Krisen-Kino

Das Krisen-Kino hat Konjunktur. Vor allem im Hauptwettbewerb, aber auch im Programm der Piazza Grande, schwelgt das Festival in düsteren Stimmungsbildern, die als Reflex auf den Zeitgeist entschlüsselt werden können. Und der ist nun mal eher schattenreich. Nicht, dass hier eine Flut von Filmen ad hoc auf die internationale Finanzmisere reagierte. Das nicht. Haben ja auch schon ein paar Hollywood-Filme zur Genüge getan. Nein, es sind Geschichten von apokalyptischen Visionen, Endzeit-Modellen und düsteren Psychodramen, die das Grau-in-Grau der bürgerlichen Gesellschaften beleuchten.
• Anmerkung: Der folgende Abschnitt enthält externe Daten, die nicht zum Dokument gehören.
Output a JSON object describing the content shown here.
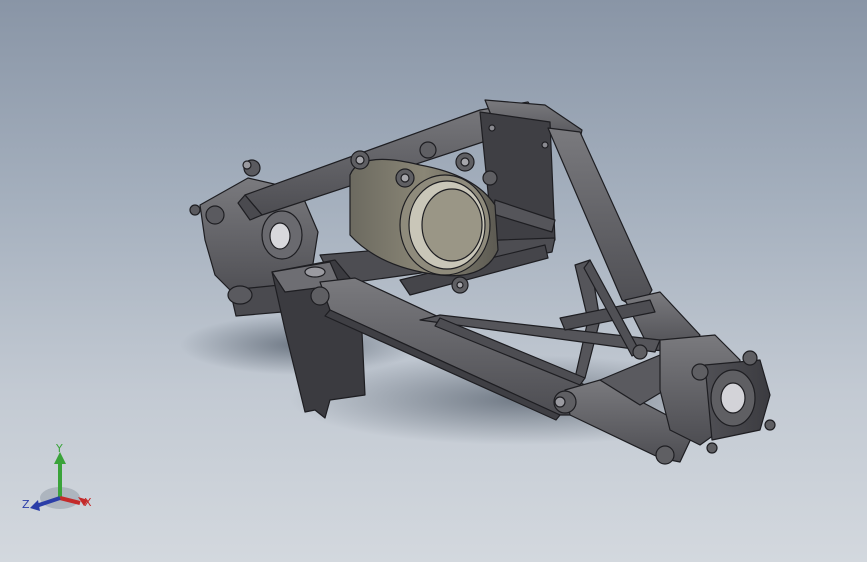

Am kunstfertigsten gelingt das bisher dem US-amerikanischen Wettbewerbsbeitrag „Another Earth“ (Eine andere Erde). Das Spielfilmdebüt des Regisseurs Mike Cahill geht von einem phantastischen Einfall aus: Plötzlich taucht ein blauer Planet am Himmel auf – Erde Nummer zwei.
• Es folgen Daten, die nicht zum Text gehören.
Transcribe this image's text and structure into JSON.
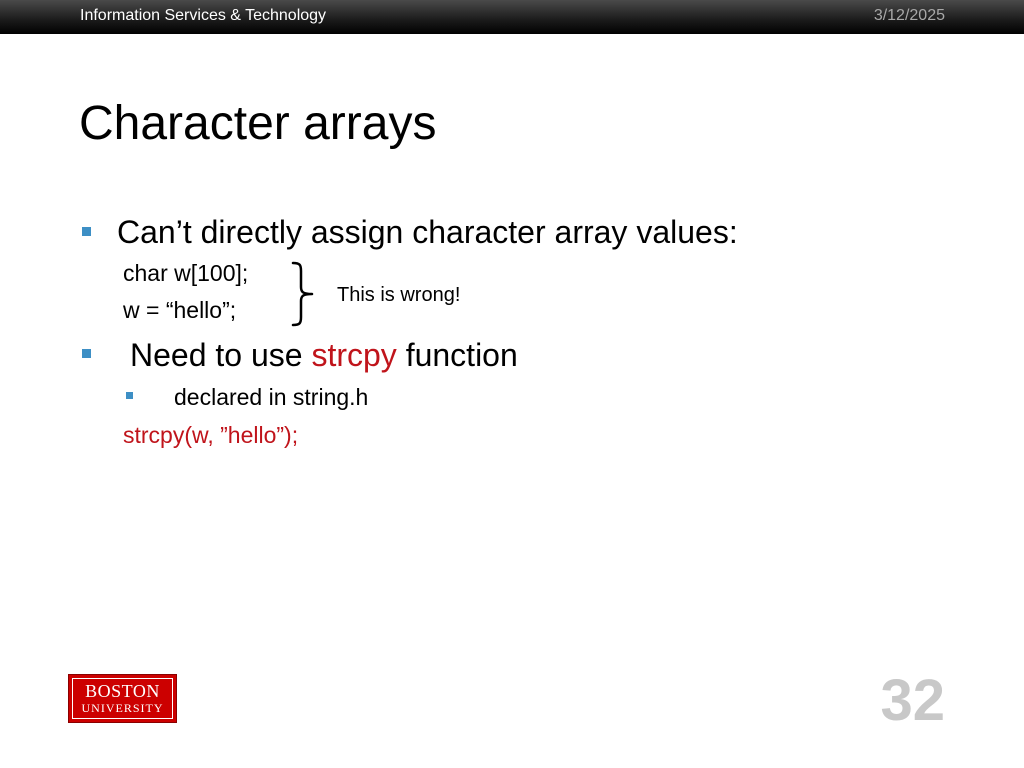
{
  "header": {
    "organization": "Information Services & Technology",
    "date": "3/12/2025"
  },
  "slide": {
    "title": "Character arrays",
    "bullet1": {
      "text": "Can’t directly assign character array values:",
      "code_line1": "char w[100];",
      "code_line2": "w = “hello”;",
      "annotation": "This is wrong!"
    },
    "bullet2": {
      "text_before": "Need to use ",
      "highlight": "strcpy",
      "text_after": " function",
      "sub_bullet": "declared in string.h",
      "code_example": "strcpy(w, ”hello”);"
    }
  },
  "footer": {
    "logo_line1": "BOSTON",
    "logo_line2": "UNIVERSITY",
    "page_number": "32"
  },
  "colors": {
    "bullet": "#3d8fc5",
    "highlight": "#c0141b",
    "logo_background": "#cc0000",
    "page_number": "#c8c8c8"
  },
  "icons": {
    "annotation_bracket": "right-curly-brace-icon"
  }
}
Another Earth (USA 2011, Regie: Mike Cahill)

Als die Wissenschaft Kontakt aufnimmt, wird klar: Die „andere Erde“ ist ein Duplikat, ein Spiegel unseres Planeten. Alle Dummheit hienieden wird dort auch vollzogen. – Eingebettet ist das nun nicht in eine krude oder lustige oder dramatische Science-Fiction-Story, sondern, und das macht den Film wirklich außergewöhnlich, in ein verhaltenes Philosophieren über den Zustand der menschlichen Gesellschaft. Die eigentliche Geschichte ist eine komplizierte Liebesgeschichte zwischen zwei Menschen, die durch Schuld miteinander verstrickt sind. Langsam, ja behutsam, mit erfreulich knappen Dialogen und ohne Mainstream-Soundtrack-Sauce, wird eine große Spannung aufgebaut und dem Publikum erfreulich viel Stoff zum Nachdenken angeboten.
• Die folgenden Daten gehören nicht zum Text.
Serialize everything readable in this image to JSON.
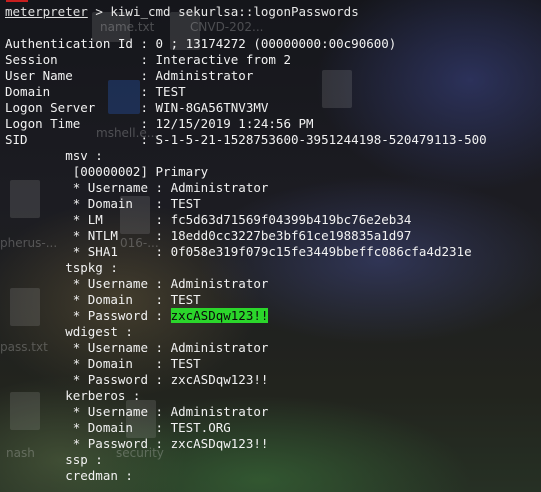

Nicht so ausgereift, aber dennoch sehenswert, ist der chilenische Film auf Leopardenjagd: „El año del tigre“ (Das Jahr des Tigers). Sebastián Lelio, der hiermit bereits seine dritte Regiearbeit vorstellt, erzählt von einem Mann, der im Gefängnis das schwere Erdbeben im Februar 2010 erlebt und überlebt. Er flieht, will nach Hause. Doch das existiert nicht mehr. Frau und Tochter sind verschwunden, vermutlich tot, vom Meer aus dem Leben gerissen. Später findet er die Leiche seiner Mutter in deren Haus. Er weiß nicht wohin. Will zu Verwandten seiner Frau. Zu Fuß macht er sich auf den Weg. Das Nirgendwo ist sein Ziel. Doch es dauert, eher er das begreift. – Auch hier: ruhiges Erzählen. Keine hektischen Schnitte, keine Effekthascherei. Sehr angenehm. Nur: Die Geschichte wirkt etwas unausgereift, es stellt sich der Eindruck ein, Regisseur Lelio habe angesichts der Trümmer unmittelbar nach der Katastrophe drauflos gedreht. Das philosophische Potential, das in der Ballade vom verlorenen Freiheitssucher steckt, wird nicht tief genug ausgelotet. Doch einige Bilder von archaischer Kraft prägen sich ein. Bilder fern vom üblichem Katastrophen-Kino-Schnickschnack. Und die lassen einen den ganzen Film auch als Metapher auf den Zustand der westlichen Welt verstehen. Da ist man kurz geneigt, einfach schreiend wegzurennen. Doch wohin?

In Locarno – klar, ins nächste Kino. Doch abends auf der Piazza dominieren böse Märchen vom Bösen auf Erden, am heftigsten bisher in „Red State“ (USA), einem gewaltgeladenen Thriller über religiöse Fanatiker. Und in der Minnelli-Retro? Da ist Staunen darüber angesagt, und auch Erschrecken, wie dunkel die meisten seiner Filme sind. Nichts da mit Muscial-Hollywood-Komödien-Leichtigkeit. Selbst in einer Klamotte wie „Father of the Bride“ (Vater der Braut, 1950), einem der ersten wichtigen Filmen der erwachsenen Elizabeth Taylor, der von nichts als den Hochzeitsvorbereitungen und schließlich der Hochzeit einer behüteten Tochter erzählt, wirkt alle bürgerliche Behaglichkeit brüchig. Der grandiose Spencer Tracy in der Titelrolle schient schon damals gewusst zu haben, was die neue Zeit bringen wird: verdammt viel Schlamassel. Locarno 2011 gibt ihm Recht.